EVENTUAL SAÍDA DE TEMER LEVARIA A ELEIÇÃO INDIRETA PELO CONGRESSO, DIZ CONSTITUIÇÃO




Diante da revelação, pelo jornal "O Globo", de que o empresário Joesley Batista, dono da JBS, entregou uma gravação ao Ministério Público de uma conversa entre ele e o presidente Michel Temer na qual os dois discutiram a compra do silêncio do deputado cassado Eduardo Cunha (PMDB-RJ), parlamentares da oposição passaram a defender a renúncia de Temer ou o impeachment.



Entenda abaixo o que acontecerá se o presidente renunciar ao cargo ou sofrer impeachment no Congresso Nacional. Segundo a colunista do G1 Andréia Sadi, porém, Temer não cogita deixar a Presidência da República.



Pela Constituição, tanto na hipótese de renúncia quanto num eventual cenário de impeachment, deverão ser realizadas novas eleições.



Conforme o Artigo 81, como faltam menos de dois anos para o fim do mandato (que se encerra em dezembro de 2018), a eleição seria feita pelos deputados e senadores, 30 dias depois da vacância no cargo.
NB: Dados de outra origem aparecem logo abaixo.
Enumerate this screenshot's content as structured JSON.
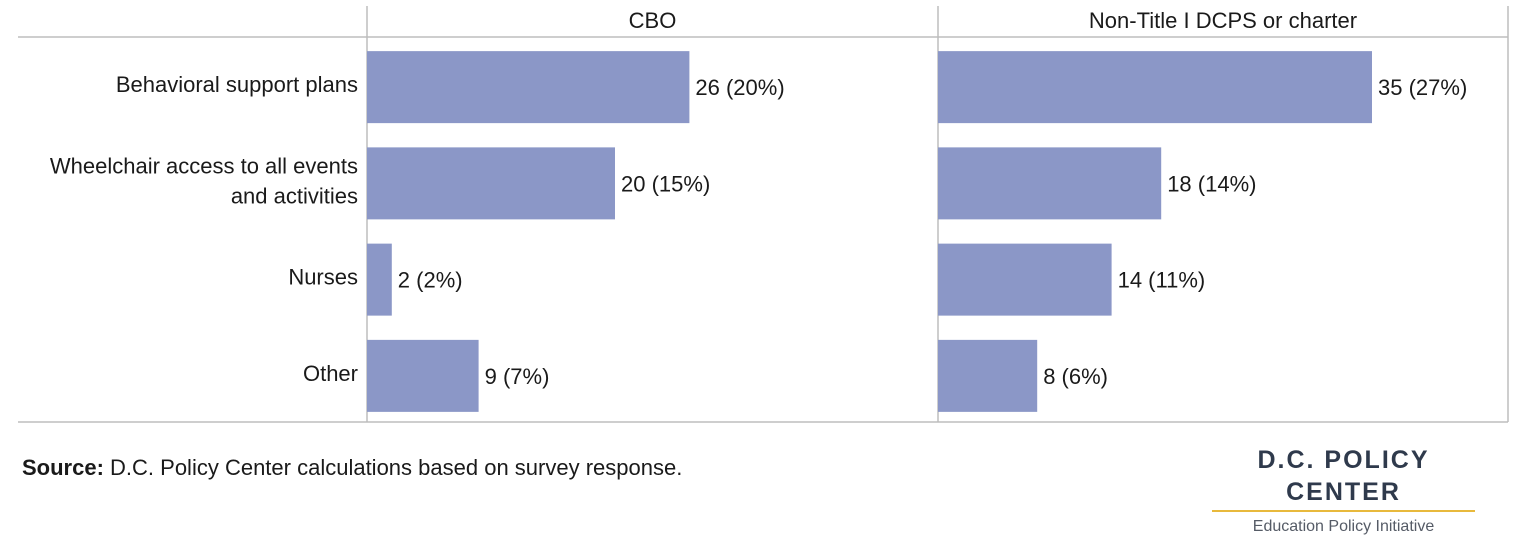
{
  "chart_data": {
    "type": "bar",
    "orientation": "horizontal",
    "categories": [
      [
        "Behavioral support plans"
      ],
      [
        "Wheelchair access to all events",
        "and activities"
      ],
      [
        "Nurses"
      ],
      [
        "Other"
      ]
    ],
    "panels": [
      {
        "title": "CBO",
        "values": [
          26,
          20,
          2,
          9
        ],
        "labels": [
          "26 (20%)",
          "20 (15%)",
          "2 (2%)",
          "9 (7%)"
        ]
      },
      {
        "title": "Non-Title I DCPS or charter",
        "values": [
          35,
          18,
          14,
          8
        ],
        "labels": [
          "35 (27%)",
          "18 (14%)",
          "14 (11%)",
          "8 (6%)"
        ]
      }
    ],
    "xlim": [
      0,
      46
    ],
    "bar_color": "#8b97c7",
    "grid": false
  },
  "source": {
    "label": "Source:",
    "text": " D.C. Policy Center calculations based on survey response."
  },
  "brand": {
    "name": "D.C. POLICY CENTER",
    "subtitle": "Education Policy Initiative",
    "accent": "#e8b93c"
  }
}
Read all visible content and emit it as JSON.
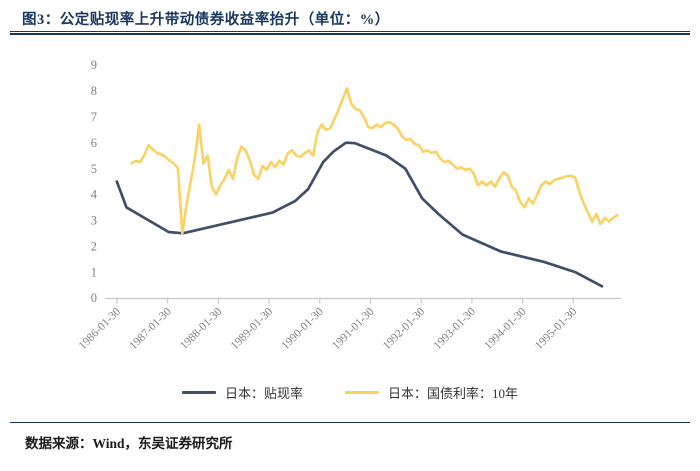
{
  "header": {
    "title": "图3：公定贴现率上升带动债券收益率抬升（单位：%）"
  },
  "footer": {
    "source": "数据来源：Wind，东吴证券研究所"
  },
  "colors": {
    "title_navy": "#17375E",
    "axis_text_gray": "#808080",
    "axis_line_gray": "#C8C8C8"
  },
  "chart_data": {
    "type": "line",
    "title": "公定贴现率上升带动债券收益率抬升",
    "unit": "%",
    "ylim": [
      0,
      9
    ],
    "yticks": [
      0,
      1,
      2,
      3,
      4,
      5,
      6,
      7,
      8,
      9
    ],
    "grid": false,
    "legend_position": "bottom",
    "xtick_labels": [
      "1986-01-30",
      "1987-01-30",
      "1988-01-30",
      "1989-01-30",
      "1990-01-30",
      "1991-01-30",
      "1992-01-30",
      "1993-01-30",
      "1994-01-30",
      "1995-01-30"
    ],
    "series": [
      {
        "name": "日本：贴现率",
        "color": "#3F4E69",
        "points": [
          [
            1986.08,
            4.5
          ],
          [
            1986.27,
            3.5
          ],
          [
            1987.1,
            2.55
          ],
          [
            1987.38,
            2.5
          ],
          [
            1989.15,
            3.3
          ],
          [
            1989.6,
            3.75
          ],
          [
            1989.85,
            4.2
          ],
          [
            1990.15,
            5.25
          ],
          [
            1990.35,
            5.65
          ],
          [
            1990.6,
            6.0
          ],
          [
            1990.78,
            5.98
          ],
          [
            1991.4,
            5.5
          ],
          [
            1991.77,
            5.0
          ],
          [
            1992.1,
            3.85
          ],
          [
            1992.42,
            3.25
          ],
          [
            1992.9,
            2.45
          ],
          [
            1993.65,
            1.8
          ],
          [
            1994.5,
            1.4
          ],
          [
            1995.12,
            1.0
          ],
          [
            1995.65,
            0.45
          ]
        ]
      },
      {
        "name": "日本：国债利率：10年",
        "color": "#FAD162",
        "x_start": 1986.37,
        "x_step_months": 1,
        "values": [
          5.2,
          5.3,
          5.25,
          5.5,
          5.9,
          5.75,
          5.6,
          5.55,
          5.45,
          5.3,
          5.2,
          5.0,
          2.5,
          3.6,
          4.5,
          5.4,
          6.7,
          5.2,
          5.5,
          4.3,
          4.0,
          4.35,
          4.6,
          4.95,
          4.6,
          5.4,
          5.85,
          5.7,
          5.3,
          4.75,
          4.6,
          5.1,
          4.95,
          5.25,
          5.05,
          5.3,
          5.15,
          5.6,
          5.7,
          5.5,
          5.45,
          5.6,
          5.7,
          5.5,
          6.4,
          6.7,
          6.5,
          6.55,
          6.9,
          7.3,
          7.7,
          8.1,
          7.5,
          7.3,
          7.25,
          7.0,
          6.6,
          6.55,
          6.7,
          6.6,
          6.75,
          6.8,
          6.7,
          6.55,
          6.25,
          6.1,
          6.15,
          5.95,
          5.9,
          5.65,
          5.7,
          5.6,
          5.65,
          5.4,
          5.25,
          5.3,
          5.15,
          5.0,
          5.05,
          4.95,
          5.0,
          4.8,
          4.35,
          4.5,
          4.35,
          4.5,
          4.3,
          4.6,
          4.85,
          4.75,
          4.3,
          4.15,
          3.7,
          3.5,
          3.85,
          3.65,
          4.0,
          4.35,
          4.5,
          4.4,
          4.55,
          4.6,
          4.65,
          4.7,
          4.72,
          4.65,
          4.1,
          3.67,
          3.3,
          2.95,
          3.25,
          2.85,
          3.1,
          2.95,
          3.1,
          3.2
        ]
      }
    ]
  }
}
Até lá, assume interinamente o presidente da Câmara, posto atualmente ocupado por Rodrigo Maia (DEM-RJ).



Eleição indireta

Numa eventual eleição indireta, feita pelos parlamentares, deverão ser eleitos o novo presidente e o novo vice-presidente da República.



A sessão seria convocada pelo presidente do Congresso Nacional e do Senado, posto atualmente ocupado por Eunício Oliveira (PMDB-CE).



Estariam aptos brasileiros natos com mais de 35 anos, filiados a partido político e que não se enquadrem em qualquer das restrições da Lei da Ficha Limpa – como, por exemplo, terem sido condenados por tribunal colegiado.



As votações

No Congresso, seriam realizadas duas votações, uma secreta, somente para o cargo de presidente, e outra, também secreta, exclusiva para o vice.